An 18th Century Document

You can find anything on eBay. A friend showed me an old legal document he had, a fascinating thing. I was inspired to go looking for something similar and I found that there were many documents of all ages for sale in eBay, After much hunting I settled on a deed of 1795. It arrived in very good condition.

These old documents survive so well because of the paper they are written on. It is thick and durable, almost like cartridge paper. It is faintly off-white, a colour I would describe as less than cream, perhaps ivory. It appears whiter than it is in the accompanying photographs because I’ve increased the contrast. The deed is written on a single large sheet of paper, 47cm high and 60cm wide, folded to make each page 30cm. I’m sure there will be a name for this size of paper which resembles modern A3.

The legal import of the document is rather beyond me but it appears to relate to land and buildings in Royton, now part of Greater Manchester. The writing appears mostly quite modern though the long ‘s’ is occasionally used. It’s mostly legible though the clarity varies. No doubt this document was written by some Bob Cratchit-type clerk who most likely got rather bored writing such dry deeds day after day and the writing probably suffered a little for that reason. Actually, I think he did astonishingly well. My own writing, as I draft this article, is less than legible to anyone else.

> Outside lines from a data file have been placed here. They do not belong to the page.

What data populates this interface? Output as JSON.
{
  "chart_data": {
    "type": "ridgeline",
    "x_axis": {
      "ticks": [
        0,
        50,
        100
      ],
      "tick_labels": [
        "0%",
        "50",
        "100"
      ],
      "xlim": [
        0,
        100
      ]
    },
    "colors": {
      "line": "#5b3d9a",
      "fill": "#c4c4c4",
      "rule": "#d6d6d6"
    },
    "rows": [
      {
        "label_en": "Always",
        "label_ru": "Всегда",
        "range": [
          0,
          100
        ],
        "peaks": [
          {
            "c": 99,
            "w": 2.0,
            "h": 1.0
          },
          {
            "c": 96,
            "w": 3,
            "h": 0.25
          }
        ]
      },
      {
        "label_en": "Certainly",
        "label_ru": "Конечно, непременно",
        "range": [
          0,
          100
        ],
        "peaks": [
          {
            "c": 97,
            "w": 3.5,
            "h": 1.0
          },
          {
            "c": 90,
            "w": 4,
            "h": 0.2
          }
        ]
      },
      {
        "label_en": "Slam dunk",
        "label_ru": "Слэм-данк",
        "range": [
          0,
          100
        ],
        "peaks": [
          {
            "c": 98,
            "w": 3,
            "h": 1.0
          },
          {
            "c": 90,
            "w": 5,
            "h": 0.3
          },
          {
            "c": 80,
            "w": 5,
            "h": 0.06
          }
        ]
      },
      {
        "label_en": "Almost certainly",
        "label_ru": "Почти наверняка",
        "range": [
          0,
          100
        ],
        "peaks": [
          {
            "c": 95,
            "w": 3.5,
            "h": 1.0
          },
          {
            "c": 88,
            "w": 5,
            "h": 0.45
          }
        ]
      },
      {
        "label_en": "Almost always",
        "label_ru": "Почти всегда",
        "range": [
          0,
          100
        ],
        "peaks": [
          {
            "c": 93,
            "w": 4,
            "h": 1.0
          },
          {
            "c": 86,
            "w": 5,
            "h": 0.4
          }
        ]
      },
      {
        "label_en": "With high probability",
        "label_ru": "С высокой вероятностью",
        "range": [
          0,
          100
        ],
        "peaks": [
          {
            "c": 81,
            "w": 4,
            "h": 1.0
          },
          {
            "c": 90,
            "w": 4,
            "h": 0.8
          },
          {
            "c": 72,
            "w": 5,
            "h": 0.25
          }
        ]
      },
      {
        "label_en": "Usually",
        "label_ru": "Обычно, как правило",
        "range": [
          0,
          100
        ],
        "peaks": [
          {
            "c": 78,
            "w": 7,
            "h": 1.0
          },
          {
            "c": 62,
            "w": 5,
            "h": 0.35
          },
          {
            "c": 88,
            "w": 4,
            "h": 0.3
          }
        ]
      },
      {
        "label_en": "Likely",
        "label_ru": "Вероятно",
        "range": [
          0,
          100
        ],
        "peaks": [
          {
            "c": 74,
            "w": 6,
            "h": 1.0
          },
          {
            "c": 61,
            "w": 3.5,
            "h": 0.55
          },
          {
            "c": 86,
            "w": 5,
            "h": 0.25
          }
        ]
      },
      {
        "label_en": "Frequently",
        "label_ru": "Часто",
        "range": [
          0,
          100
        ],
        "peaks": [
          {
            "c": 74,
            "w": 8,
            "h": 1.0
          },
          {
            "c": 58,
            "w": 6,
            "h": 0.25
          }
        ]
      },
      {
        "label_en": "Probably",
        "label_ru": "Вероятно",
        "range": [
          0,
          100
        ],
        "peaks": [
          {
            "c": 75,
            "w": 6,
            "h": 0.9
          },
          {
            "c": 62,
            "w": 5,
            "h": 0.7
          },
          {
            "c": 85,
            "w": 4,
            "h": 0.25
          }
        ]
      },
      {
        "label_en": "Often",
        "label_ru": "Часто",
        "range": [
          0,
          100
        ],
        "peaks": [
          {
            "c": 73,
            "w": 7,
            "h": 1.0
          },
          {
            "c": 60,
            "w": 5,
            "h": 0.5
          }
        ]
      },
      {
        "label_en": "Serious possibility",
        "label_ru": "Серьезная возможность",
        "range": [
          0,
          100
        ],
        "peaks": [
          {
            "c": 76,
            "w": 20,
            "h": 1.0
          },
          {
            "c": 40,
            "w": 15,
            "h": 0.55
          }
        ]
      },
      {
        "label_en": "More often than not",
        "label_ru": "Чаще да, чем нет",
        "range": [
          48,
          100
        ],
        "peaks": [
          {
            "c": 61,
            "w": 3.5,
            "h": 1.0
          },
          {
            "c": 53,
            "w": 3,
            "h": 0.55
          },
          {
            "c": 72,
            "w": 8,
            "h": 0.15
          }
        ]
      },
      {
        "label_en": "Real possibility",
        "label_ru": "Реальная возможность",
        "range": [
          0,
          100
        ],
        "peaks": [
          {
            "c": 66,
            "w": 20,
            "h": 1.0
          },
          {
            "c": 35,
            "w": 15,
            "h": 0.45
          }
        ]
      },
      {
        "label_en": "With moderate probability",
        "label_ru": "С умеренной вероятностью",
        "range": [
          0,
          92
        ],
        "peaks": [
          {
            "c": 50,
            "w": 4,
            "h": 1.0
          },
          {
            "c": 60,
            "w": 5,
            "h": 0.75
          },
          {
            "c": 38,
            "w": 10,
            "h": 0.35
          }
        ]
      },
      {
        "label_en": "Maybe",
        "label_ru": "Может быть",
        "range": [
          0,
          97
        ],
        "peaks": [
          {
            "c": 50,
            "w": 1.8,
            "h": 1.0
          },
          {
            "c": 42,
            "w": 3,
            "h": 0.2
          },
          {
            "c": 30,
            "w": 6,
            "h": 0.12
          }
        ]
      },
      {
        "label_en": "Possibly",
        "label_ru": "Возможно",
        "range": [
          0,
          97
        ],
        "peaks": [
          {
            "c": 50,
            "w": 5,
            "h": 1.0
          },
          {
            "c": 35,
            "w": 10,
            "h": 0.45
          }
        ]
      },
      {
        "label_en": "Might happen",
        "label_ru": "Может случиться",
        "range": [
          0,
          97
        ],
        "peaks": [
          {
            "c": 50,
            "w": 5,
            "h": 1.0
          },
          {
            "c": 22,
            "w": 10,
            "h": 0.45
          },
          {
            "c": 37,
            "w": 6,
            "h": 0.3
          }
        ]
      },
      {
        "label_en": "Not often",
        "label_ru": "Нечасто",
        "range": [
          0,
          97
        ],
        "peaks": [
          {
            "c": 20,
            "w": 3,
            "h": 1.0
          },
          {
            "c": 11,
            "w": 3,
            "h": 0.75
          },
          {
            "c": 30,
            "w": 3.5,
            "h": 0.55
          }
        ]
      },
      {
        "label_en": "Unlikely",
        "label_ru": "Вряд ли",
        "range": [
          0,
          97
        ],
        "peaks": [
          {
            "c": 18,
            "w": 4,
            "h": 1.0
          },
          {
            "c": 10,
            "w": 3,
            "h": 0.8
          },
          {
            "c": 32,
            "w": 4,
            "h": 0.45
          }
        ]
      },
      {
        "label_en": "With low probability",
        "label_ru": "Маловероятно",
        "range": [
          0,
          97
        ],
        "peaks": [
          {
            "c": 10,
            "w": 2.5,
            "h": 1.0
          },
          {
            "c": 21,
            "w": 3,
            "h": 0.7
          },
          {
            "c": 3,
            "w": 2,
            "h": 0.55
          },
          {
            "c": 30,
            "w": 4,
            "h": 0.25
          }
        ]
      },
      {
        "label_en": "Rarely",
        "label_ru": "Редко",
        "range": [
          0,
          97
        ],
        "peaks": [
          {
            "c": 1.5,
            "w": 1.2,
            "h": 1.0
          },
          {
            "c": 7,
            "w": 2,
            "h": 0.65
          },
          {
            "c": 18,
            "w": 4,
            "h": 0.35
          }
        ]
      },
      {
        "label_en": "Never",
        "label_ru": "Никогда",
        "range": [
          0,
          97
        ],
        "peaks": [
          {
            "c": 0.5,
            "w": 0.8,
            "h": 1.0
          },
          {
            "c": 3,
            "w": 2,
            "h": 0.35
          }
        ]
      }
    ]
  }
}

This was the day of the quill, of course. Cheap metal nibs had yet to come. The clerk’s desk would have held all the necessary accoutrements of his day, a sander, a quill knife, inkwell, wafers and seal. The ink is grey/brown, probably India ink a very little faded with time. I love this deed. It’s a window into the past to allow us to look on the work of those writers who were our predecessors of the pen more than 200 years ago.

6 thoughts on “An 18th Century Document

  1. Thank you for sharing this Deb. Are you sure it’s India ink? I believe it might be IG ink. A simple way to know is trying to remove the ink by rubbing it. If the ink flakes, it’s India if not it’s IG 🙂

  2. Fascinating indeed. This may be a version of “Engrossers” script (nowadays often called “Copperplate”). The originals of a notarial deed today is still referred to as a “grosse “ in Belgium. I presume that Bob Cratchit back then got his job because he had successfully completed a training as “penman”. One hundred years later (end of the 19th century) America was rife with college offering penman degrees. Companies needed penman for their internal and external correspondence, minutes, invoices and accounting.